Rating: 3.5 stars
Equal parts beautiful and disaster.
Goodreads summary: The new Abby Abernathy is a good girl. She doesn’t drink or swear, and she has the appropriate number of cardigans in her wardrobe. Abby believes she has enough distance from the darkness of her past, but when she arrives at college with her best friend, her path to a new beginning is quickly challenged by Eastern University's Walking One-Night Stand.
Travis Maddox, lean, cut, and covered in tattoos, is exactly what Abby needs—and wants—to avoid. He spends his nights winning money in a floating fight ring, and his days as the ultimate college campus charmer. Intrigued by Abby’s resistance to his appeal, Travis tricks her into his daily life with a simple bet. If he loses, he must remain abstinent for a month. If Abby loses, she must live in Travis’s apartment for the same amount of time. Either way, Travis has no idea that he has met his match.
Okay... so I have some mixed feelings about this book. On one hand, I found this book to be thoroughly entertaining. There was romance, there was passion, there was an alarming amount of DRAMA. Abby and Travis were simultaneously frustrating and fascinating (both as a couple and as individual characters), and their roller coaster of a relationship really made my head spin (in a good and bad way). They had a pretty toxic relationship, which I normally can’t stand behind, but in their case, they (and the people around them) were pretty aware of the toxicity. Normally, characters don’t realize their in a bad relationship and just continue to free-dive into a cyclone of disaster, but Abby and Travis were like: “yeah, we’re messed up, but we’re kinda obsessed with each other, so I guess we’ll just deal with it in our own toxic, messed up way”, so I was like: “ok, cool.”

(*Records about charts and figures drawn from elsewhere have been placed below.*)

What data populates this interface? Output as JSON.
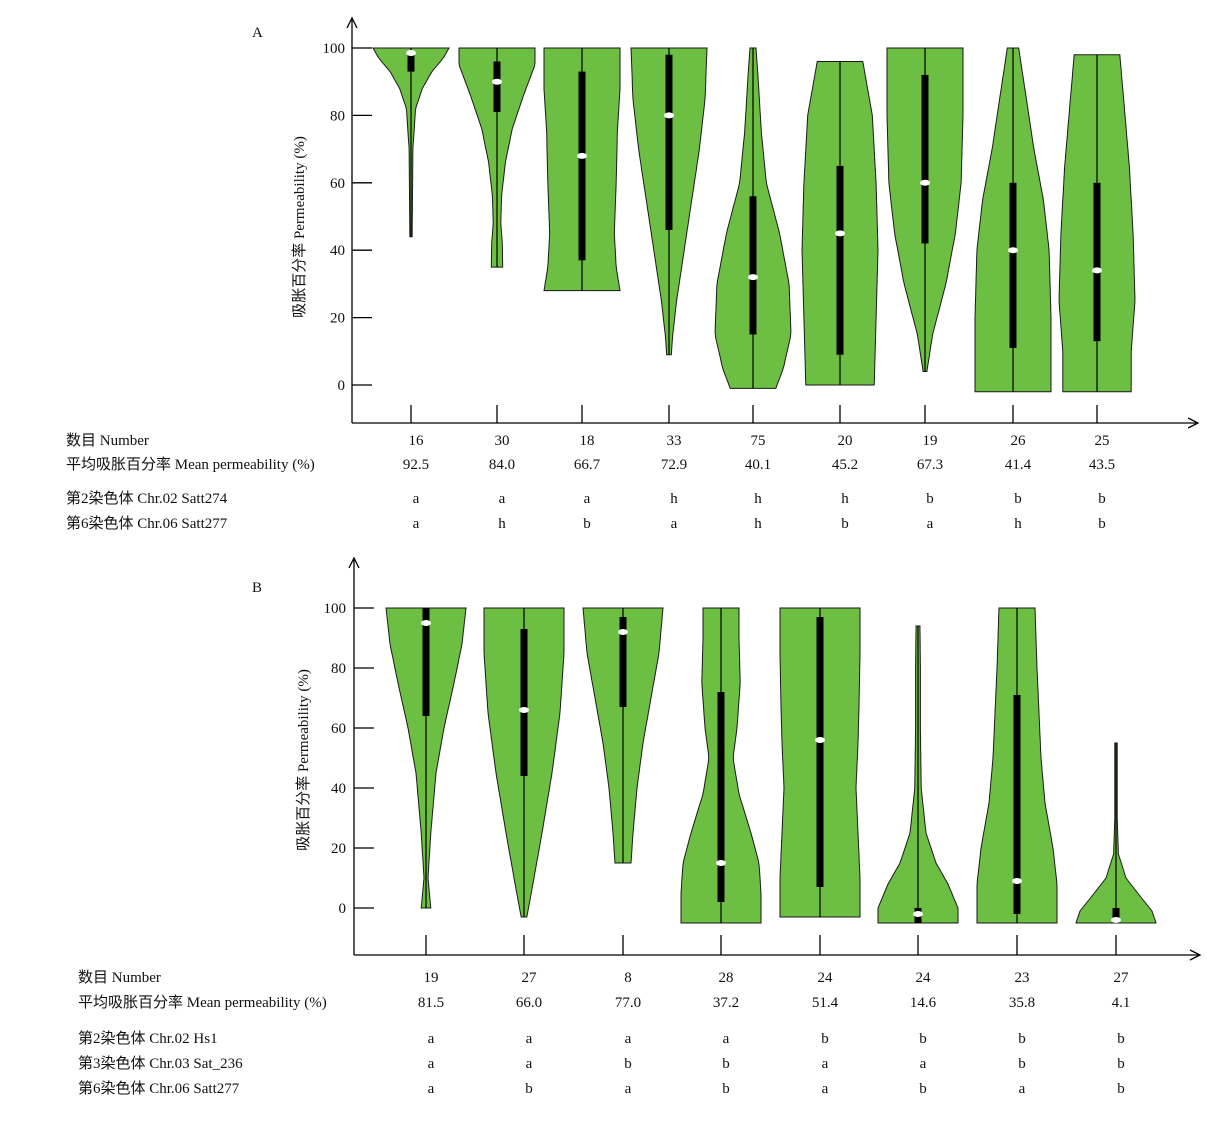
{
  "colors": {
    "violin_fill": "#6cbf42",
    "violin_stroke": "#1a1a1a",
    "box": "#000000",
    "median": "#ffffff",
    "axis": "#000000"
  },
  "chart_data": [
    {
      "type": "violin",
      "panel_label": "A",
      "ylabel": "吸胀百分率 Permeability (%)",
      "yticks": [
        0,
        20,
        40,
        60,
        80,
        100
      ],
      "ylim": [
        -2,
        100
      ],
      "grid": false,
      "row_labels": {
        "number": "数目 Number",
        "mean": "平均吸胀百分率 Mean permeability (%)",
        "markers": [
          "第2染色体 Chr.02  Satt274",
          "第6染色体 Chr.06  Satt277"
        ]
      },
      "groups": [
        {
          "number": "16",
          "mean": "92.5",
          "genotypes": [
            "a",
            "a"
          ],
          "min": 44,
          "max": 100,
          "q1": 93,
          "q3": 99,
          "median": 98.5,
          "density": [
            [
              44,
              0.03
            ],
            [
              70,
              0.05
            ],
            [
              82,
              0.12
            ],
            [
              88,
              0.3
            ],
            [
              93,
              0.55
            ],
            [
              97,
              0.85
            ],
            [
              100,
              1
            ]
          ]
        },
        {
          "number": "30",
          "mean": "84.0",
          "genotypes": [
            "a",
            "h"
          ],
          "min": 35,
          "max": 100,
          "q1": 81,
          "q3": 96,
          "median": 90,
          "density": [
            [
              35,
              0.15
            ],
            [
              42,
              0.14
            ],
            [
              48,
              0.1
            ],
            [
              56,
              0.12
            ],
            [
              66,
              0.22
            ],
            [
              76,
              0.4
            ],
            [
              86,
              0.7
            ],
            [
              95,
              1
            ],
            [
              100,
              1
            ]
          ]
        },
        {
          "number": "18",
          "mean": "66.7",
          "genotypes": [
            "a",
            "b"
          ],
          "min": 28,
          "max": 100,
          "q1": 37,
          "q3": 93,
          "median": 68,
          "density": [
            [
              28,
              1
            ],
            [
              35,
              0.9
            ],
            [
              45,
              0.85
            ],
            [
              60,
              0.9
            ],
            [
              75,
              0.93
            ],
            [
              88,
              1
            ],
            [
              100,
              1
            ]
          ]
        },
        {
          "number": "33",
          "mean": "72.9",
          "genotypes": [
            "h",
            "a"
          ],
          "min": 9,
          "max": 100,
          "q1": 46,
          "q3": 98,
          "median": 80,
          "density": [
            [
              9,
              0.06
            ],
            [
              15,
              0.1
            ],
            [
              25,
              0.2
            ],
            [
              40,
              0.4
            ],
            [
              55,
              0.6
            ],
            [
              70,
              0.8
            ],
            [
              85,
              0.95
            ],
            [
              100,
              1
            ]
          ]
        },
        {
          "number": "75",
          "mean": "40.1",
          "genotypes": [
            "h",
            "h"
          ],
          "min": -1,
          "max": 100,
          "q1": 15,
          "q3": 56,
          "median": 32,
          "density": [
            [
              -1,
              0.6
            ],
            [
              5,
              0.8
            ],
            [
              15,
              1
            ],
            [
              30,
              0.95
            ],
            [
              45,
              0.7
            ],
            [
              60,
              0.35
            ],
            [
              75,
              0.22
            ],
            [
              90,
              0.14
            ],
            [
              100,
              0.08
            ]
          ]
        },
        {
          "number": "20",
          "mean": "45.2",
          "genotypes": [
            "h",
            "b"
          ],
          "min": 0,
          "max": 96,
          "q1": 9,
          "q3": 65,
          "median": 45,
          "density": [
            [
              0,
              0.9
            ],
            [
              20,
              0.95
            ],
            [
              40,
              1
            ],
            [
              60,
              0.95
            ],
            [
              80,
              0.85
            ],
            [
              96,
              0.6
            ]
          ]
        },
        {
          "number": "19",
          "mean": "67.3",
          "genotypes": [
            "b",
            "a"
          ],
          "min": 4,
          "max": 100,
          "q1": 42,
          "q3": 92,
          "median": 60,
          "density": [
            [
              4,
              0.05
            ],
            [
              15,
              0.2
            ],
            [
              30,
              0.55
            ],
            [
              45,
              0.8
            ],
            [
              60,
              0.95
            ],
            [
              80,
              1
            ],
            [
              100,
              1
            ]
          ]
        },
        {
          "number": "26",
          "mean": "41.4",
          "genotypes": [
            "b",
            "h"
          ],
          "min": -2,
          "max": 100,
          "q1": 11,
          "q3": 60,
          "median": 40,
          "density": [
            [
              -2,
              1
            ],
            [
              20,
              1
            ],
            [
              40,
              0.95
            ],
            [
              55,
              0.8
            ],
            [
              70,
              0.55
            ],
            [
              85,
              0.35
            ],
            [
              100,
              0.15
            ]
          ]
        },
        {
          "number": "25",
          "mean": "43.5",
          "genotypes": [
            "b",
            "b"
          ],
          "min": -2,
          "max": 98,
          "q1": 13,
          "q3": 60,
          "median": 34,
          "density": [
            [
              -2,
              0.9
            ],
            [
              10,
              0.9
            ],
            [
              25,
              1
            ],
            [
              45,
              0.95
            ],
            [
              65,
              0.85
            ],
            [
              85,
              0.7
            ],
            [
              98,
              0.6
            ]
          ]
        }
      ]
    },
    {
      "type": "violin",
      "panel_label": "B",
      "ylabel": "吸胀百分率 Permeability (%)",
      "yticks": [
        0,
        20,
        40,
        60,
        80,
        100
      ],
      "ylim": [
        -5,
        100
      ],
      "grid": false,
      "row_labels": {
        "number": "数目 Number",
        "mean": "平均吸胀百分率 Mean permeability (%)",
        "markers": [
          "第2染色体 Chr.02  Hs1",
          "第3染色体 Chr.03  Sat_236",
          "第6染色体 Chr.06  Satt277"
        ]
      },
      "groups": [
        {
          "number": "19",
          "mean": "81.5",
          "genotypes": [
            "a",
            "a",
            "a"
          ],
          "min": 0,
          "max": 100,
          "q1": 64,
          "q3": 100,
          "median": 95,
          "density": [
            [
              0,
              0.12
            ],
            [
              10,
              0.05
            ],
            [
              25,
              0.12
            ],
            [
              45,
              0.25
            ],
            [
              60,
              0.45
            ],
            [
              75,
              0.7
            ],
            [
              88,
              0.9
            ],
            [
              100,
              1
            ]
          ]
        },
        {
          "number": "27",
          "mean": "66.0",
          "genotypes": [
            "a",
            "a",
            "b"
          ],
          "min": -3,
          "max": 100,
          "q1": 44,
          "q3": 93,
          "median": 66,
          "density": [
            [
              -3,
              0.07
            ],
            [
              10,
              0.25
            ],
            [
              25,
              0.45
            ],
            [
              45,
              0.7
            ],
            [
              65,
              0.9
            ],
            [
              85,
              1
            ],
            [
              100,
              1
            ]
          ]
        },
        {
          "number": "8",
          "mean": "77.0",
          "genotypes": [
            "a",
            "b",
            "a"
          ],
          "min": 15,
          "max": 100,
          "q1": 67,
          "q3": 97,
          "median": 92,
          "density": [
            [
              15,
              0.2
            ],
            [
              25,
              0.25
            ],
            [
              40,
              0.35
            ],
            [
              55,
              0.5
            ],
            [
              70,
              0.7
            ],
            [
              85,
              0.9
            ],
            [
              100,
              1
            ]
          ]
        },
        {
          "number": "28",
          "mean": "37.2",
          "genotypes": [
            "a",
            "b",
            "b"
          ],
          "min": -5,
          "max": 100,
          "q1": 2,
          "q3": 72,
          "median": 15,
          "density": [
            [
              -5,
              1
            ],
            [
              5,
              1
            ],
            [
              15,
              0.95
            ],
            [
              25,
              0.75
            ],
            [
              38,
              0.45
            ],
            [
              50,
              0.3
            ],
            [
              60,
              0.4
            ],
            [
              75,
              0.48
            ],
            [
              90,
              0.45
            ],
            [
              100,
              0.45
            ]
          ]
        },
        {
          "number": "24",
          "mean": "51.4",
          "genotypes": [
            "b",
            "a",
            "a"
          ],
          "min": -3,
          "max": 100,
          "q1": 7,
          "q3": 97,
          "median": 56,
          "density": [
            [
              -3,
              1
            ],
            [
              10,
              1
            ],
            [
              25,
              0.95
            ],
            [
              40,
              0.9
            ],
            [
              55,
              0.95
            ],
            [
              70,
              0.98
            ],
            [
              85,
              1
            ],
            [
              100,
              1
            ]
          ]
        },
        {
          "number": "24",
          "mean": "14.6",
          "genotypes": [
            "b",
            "a",
            "b"
          ],
          "min": -5,
          "max": 94,
          "q1": -5,
          "q3": 0,
          "median": -2,
          "density": [
            [
              -5,
              1
            ],
            [
              0,
              1
            ],
            [
              8,
              0.75
            ],
            [
              15,
              0.45
            ],
            [
              25,
              0.2
            ],
            [
              40,
              0.08
            ],
            [
              60,
              0.06
            ],
            [
              80,
              0.06
            ],
            [
              94,
              0.05
            ]
          ]
        },
        {
          "number": "23",
          "mean": "35.8",
          "genotypes": [
            "b",
            "b",
            "a"
          ],
          "min": -5,
          "max": 100,
          "q1": -2,
          "q3": 71,
          "median": 9,
          "density": [
            [
              -5,
              1
            ],
            [
              8,
              1
            ],
            [
              20,
              0.9
            ],
            [
              35,
              0.7
            ],
            [
              50,
              0.6
            ],
            [
              65,
              0.55
            ],
            [
              80,
              0.5
            ],
            [
              100,
              0.45
            ]
          ]
        },
        {
          "number": "27",
          "mean": "4.1",
          "genotypes": [
            "b",
            "b",
            "b"
          ],
          "min": -5,
          "max": 55,
          "q1": -5,
          "q3": 0,
          "median": -4,
          "density": [
            [
              -5,
              1
            ],
            [
              -1,
              0.9
            ],
            [
              4,
              0.6
            ],
            [
              10,
              0.25
            ],
            [
              18,
              0.06
            ],
            [
              30,
              0.03
            ],
            [
              45,
              0.03
            ],
            [
              55,
              0.03
            ]
          ]
        }
      ]
    }
  ]
}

Now, on the other hand, the story started to lose me (towards the end especially) as the plot started to become a bit too over the top and unbelievable - to the point where it sometimes felt like I was reading a soap opera. A soap opera can be fun, but it just wasn’t working for me this time, and felt a bit incongruent and convoluted.
Overall, I thought that Beautiful Disaster was a fun read - despite the cheesiness, and over the top plot line, I was pretty hooked for most of the book.